The upshot of the renewed competition is that many D&O insurance buyers saw their D&O insurance costs decline in 2022 relative to the immediately preceding hard market years. Many buyers enjoyed double-digit price decreases, particularly with respect to the excess insurance costs. Not only did premiums improve for buyers during 2022, but self-insured retentions, which had reached lofty levels during the hard market, came down, in some cases by millions of dollars.
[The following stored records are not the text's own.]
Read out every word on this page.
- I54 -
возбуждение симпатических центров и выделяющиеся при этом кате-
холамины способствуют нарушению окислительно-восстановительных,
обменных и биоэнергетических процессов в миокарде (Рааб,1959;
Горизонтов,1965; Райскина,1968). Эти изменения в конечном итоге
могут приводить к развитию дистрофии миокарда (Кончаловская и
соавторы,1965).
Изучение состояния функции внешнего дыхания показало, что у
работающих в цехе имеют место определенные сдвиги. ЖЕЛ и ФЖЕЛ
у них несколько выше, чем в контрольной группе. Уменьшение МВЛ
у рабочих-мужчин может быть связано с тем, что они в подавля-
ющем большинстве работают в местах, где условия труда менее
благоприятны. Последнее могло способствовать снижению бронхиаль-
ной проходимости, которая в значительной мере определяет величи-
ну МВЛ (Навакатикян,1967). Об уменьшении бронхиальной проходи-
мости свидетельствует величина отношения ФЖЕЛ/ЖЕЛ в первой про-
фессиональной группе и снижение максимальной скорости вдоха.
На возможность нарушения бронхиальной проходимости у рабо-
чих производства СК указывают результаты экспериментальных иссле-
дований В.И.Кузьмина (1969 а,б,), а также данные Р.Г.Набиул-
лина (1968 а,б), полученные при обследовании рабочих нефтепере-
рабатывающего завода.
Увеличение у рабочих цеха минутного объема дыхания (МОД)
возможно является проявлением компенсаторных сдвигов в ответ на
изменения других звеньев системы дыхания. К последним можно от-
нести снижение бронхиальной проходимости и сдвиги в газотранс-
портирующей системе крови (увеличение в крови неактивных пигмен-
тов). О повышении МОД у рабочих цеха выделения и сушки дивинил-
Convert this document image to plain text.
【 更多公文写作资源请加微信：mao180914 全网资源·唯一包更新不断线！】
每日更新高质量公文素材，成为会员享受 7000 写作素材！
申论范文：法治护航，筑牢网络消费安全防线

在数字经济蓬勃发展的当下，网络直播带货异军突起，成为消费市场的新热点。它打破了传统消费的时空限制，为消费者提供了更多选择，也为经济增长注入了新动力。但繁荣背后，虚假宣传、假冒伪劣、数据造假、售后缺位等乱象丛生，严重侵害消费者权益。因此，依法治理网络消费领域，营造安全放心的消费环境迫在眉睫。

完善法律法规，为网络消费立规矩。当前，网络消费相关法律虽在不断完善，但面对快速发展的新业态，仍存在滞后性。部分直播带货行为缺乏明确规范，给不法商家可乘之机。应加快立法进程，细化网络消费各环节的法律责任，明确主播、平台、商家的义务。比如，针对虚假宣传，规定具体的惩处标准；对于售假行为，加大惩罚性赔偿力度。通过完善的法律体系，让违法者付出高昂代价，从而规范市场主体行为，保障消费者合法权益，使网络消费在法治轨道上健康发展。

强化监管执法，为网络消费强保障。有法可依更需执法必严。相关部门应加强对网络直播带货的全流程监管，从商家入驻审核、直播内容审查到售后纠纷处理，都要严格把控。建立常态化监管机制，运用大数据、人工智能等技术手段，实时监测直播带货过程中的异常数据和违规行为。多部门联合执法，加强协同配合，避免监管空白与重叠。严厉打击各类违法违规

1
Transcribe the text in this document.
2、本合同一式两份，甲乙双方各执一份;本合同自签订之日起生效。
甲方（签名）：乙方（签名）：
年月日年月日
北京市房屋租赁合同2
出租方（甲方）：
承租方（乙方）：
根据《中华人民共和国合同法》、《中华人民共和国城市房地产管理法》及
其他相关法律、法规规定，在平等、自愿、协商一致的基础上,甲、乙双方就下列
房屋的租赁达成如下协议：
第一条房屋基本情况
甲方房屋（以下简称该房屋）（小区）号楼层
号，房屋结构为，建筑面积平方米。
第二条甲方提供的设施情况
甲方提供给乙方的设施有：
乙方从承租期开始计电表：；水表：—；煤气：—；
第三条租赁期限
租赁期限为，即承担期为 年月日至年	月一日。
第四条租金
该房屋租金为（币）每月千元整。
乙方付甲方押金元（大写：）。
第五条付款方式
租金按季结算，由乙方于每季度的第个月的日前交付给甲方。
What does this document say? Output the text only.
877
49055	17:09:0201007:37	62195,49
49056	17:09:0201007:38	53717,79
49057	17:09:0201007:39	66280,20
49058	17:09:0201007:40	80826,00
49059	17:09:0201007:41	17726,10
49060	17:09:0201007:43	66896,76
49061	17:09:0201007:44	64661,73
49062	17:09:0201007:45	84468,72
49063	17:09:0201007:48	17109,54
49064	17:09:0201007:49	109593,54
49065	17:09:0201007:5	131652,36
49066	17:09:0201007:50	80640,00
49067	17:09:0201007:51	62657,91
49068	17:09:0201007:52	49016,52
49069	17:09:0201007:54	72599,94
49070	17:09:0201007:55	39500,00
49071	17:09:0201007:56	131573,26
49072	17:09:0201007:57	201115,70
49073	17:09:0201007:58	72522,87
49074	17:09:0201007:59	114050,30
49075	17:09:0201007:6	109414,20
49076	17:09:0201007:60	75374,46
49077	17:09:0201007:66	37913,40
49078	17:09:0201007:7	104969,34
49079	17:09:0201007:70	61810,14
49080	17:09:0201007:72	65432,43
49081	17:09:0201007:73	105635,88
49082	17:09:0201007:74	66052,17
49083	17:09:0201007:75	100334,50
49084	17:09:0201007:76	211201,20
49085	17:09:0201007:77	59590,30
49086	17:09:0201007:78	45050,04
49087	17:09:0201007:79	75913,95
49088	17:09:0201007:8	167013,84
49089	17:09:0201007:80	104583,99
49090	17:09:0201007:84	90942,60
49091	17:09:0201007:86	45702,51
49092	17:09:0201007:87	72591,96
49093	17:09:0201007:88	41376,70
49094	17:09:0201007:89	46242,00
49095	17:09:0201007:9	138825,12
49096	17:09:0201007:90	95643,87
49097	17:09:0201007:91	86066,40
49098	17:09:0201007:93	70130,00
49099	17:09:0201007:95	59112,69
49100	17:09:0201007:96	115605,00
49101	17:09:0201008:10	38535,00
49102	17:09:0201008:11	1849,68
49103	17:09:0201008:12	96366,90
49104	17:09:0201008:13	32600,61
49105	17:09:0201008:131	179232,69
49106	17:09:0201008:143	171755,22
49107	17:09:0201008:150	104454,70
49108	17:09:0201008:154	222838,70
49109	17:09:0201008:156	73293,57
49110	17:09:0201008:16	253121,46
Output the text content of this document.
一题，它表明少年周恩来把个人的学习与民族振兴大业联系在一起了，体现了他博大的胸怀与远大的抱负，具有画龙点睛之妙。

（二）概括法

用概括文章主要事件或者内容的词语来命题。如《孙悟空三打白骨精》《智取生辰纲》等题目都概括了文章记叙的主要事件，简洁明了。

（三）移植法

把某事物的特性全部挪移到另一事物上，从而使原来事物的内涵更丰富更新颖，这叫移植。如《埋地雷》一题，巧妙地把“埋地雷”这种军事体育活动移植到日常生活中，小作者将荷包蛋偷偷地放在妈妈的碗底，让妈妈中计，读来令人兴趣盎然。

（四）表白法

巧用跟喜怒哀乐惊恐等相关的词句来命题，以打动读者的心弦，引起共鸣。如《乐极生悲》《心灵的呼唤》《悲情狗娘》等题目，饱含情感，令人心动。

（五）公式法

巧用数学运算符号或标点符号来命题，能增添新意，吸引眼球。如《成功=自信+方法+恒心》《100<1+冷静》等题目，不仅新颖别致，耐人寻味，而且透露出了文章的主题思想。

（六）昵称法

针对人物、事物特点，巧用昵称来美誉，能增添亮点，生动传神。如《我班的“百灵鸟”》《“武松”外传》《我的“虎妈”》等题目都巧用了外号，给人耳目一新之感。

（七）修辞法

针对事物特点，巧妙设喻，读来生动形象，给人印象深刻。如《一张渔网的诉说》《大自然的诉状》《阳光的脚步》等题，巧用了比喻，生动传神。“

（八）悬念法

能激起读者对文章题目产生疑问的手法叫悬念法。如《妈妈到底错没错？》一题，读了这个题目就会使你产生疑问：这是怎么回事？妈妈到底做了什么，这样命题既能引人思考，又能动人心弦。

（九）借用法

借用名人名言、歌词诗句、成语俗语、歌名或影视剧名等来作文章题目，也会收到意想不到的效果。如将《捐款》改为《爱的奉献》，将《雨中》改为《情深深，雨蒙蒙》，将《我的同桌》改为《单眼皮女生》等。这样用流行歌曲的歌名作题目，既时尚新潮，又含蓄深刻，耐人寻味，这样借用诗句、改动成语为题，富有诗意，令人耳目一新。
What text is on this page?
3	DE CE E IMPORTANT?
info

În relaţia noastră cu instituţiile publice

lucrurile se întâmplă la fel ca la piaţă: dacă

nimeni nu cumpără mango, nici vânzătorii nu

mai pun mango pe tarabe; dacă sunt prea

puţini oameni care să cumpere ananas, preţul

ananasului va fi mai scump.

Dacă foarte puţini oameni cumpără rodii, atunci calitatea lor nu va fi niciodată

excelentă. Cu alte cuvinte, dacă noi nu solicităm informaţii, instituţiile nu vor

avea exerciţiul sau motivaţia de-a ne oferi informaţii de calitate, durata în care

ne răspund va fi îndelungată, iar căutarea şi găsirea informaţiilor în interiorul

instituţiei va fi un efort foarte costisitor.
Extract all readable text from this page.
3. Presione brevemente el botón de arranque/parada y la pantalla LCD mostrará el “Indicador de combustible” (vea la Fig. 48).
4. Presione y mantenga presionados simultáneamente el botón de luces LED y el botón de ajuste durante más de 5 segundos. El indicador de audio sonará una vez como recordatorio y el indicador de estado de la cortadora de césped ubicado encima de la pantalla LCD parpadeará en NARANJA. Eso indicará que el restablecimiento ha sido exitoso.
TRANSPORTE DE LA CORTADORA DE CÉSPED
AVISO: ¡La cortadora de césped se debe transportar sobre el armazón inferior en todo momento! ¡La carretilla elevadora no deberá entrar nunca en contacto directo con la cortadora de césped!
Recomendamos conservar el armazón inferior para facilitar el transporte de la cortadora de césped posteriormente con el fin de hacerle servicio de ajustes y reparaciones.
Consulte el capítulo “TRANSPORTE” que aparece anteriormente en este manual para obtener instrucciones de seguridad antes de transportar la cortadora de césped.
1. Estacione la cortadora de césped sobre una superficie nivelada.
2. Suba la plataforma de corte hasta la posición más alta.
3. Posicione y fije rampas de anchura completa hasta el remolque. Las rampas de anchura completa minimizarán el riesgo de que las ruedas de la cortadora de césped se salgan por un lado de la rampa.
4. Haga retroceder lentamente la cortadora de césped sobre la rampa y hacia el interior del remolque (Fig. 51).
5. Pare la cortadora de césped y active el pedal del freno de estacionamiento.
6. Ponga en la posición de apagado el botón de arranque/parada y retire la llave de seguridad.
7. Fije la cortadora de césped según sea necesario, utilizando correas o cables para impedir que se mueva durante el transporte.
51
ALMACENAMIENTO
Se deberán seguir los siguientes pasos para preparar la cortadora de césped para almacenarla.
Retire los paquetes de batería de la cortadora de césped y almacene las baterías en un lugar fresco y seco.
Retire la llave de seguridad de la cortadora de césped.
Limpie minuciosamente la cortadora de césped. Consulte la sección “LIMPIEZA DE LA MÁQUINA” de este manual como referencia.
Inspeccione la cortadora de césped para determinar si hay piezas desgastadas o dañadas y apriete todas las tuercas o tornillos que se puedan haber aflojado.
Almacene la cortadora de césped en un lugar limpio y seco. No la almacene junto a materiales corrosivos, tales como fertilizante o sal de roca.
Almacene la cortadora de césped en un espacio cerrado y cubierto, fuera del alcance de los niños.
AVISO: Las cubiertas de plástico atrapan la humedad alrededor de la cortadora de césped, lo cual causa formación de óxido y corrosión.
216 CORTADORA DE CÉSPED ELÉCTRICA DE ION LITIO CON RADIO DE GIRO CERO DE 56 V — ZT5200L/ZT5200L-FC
In many instances, the insurers also increased the capacity they were willing to make available for individual accounts as well.

To be sure, some companies – such as crypto and other digital asset firms, financially troubled companies, and companies with checkered claims histories – continued to face a constrained market, but for most other buyers the D&O insurance market was more favorable in 2022 for the first time in years.

Which of course brings us to the question of what D&O insurance buyers can expect in 2023.

There are respectable and intelligent insurance industry observers – focused on the huge backlog of pending securities class action claims and concerned about the adverse macroeconomic conditions – who conjecture that D&O prices will level off at some point early in 2023. Were that to happen, it would certainly be beneficial for the overall health of the D&O insurance market.

However, it is also possible that the triggers of competition that came into play during 2022 will continue to operate, and that the new players, unburdened by an overhang of older claims, will continue to try to pick up business in order to ensure their own continued survival. While the actual conditions that will prevail in 2023 remain to be seen, it is possible that the forces that stimulated the turn in the insurance cycle in 2022 will continue to drive the market in 2023 – in which case, most buyers will continue to enjoy a relatively favorable market during the year.

The one thing that is sure is that in a transitional market it will be more important than ever for insurance buyers to associate a knowledgeable and experienced advisor in their D&O insurance placement.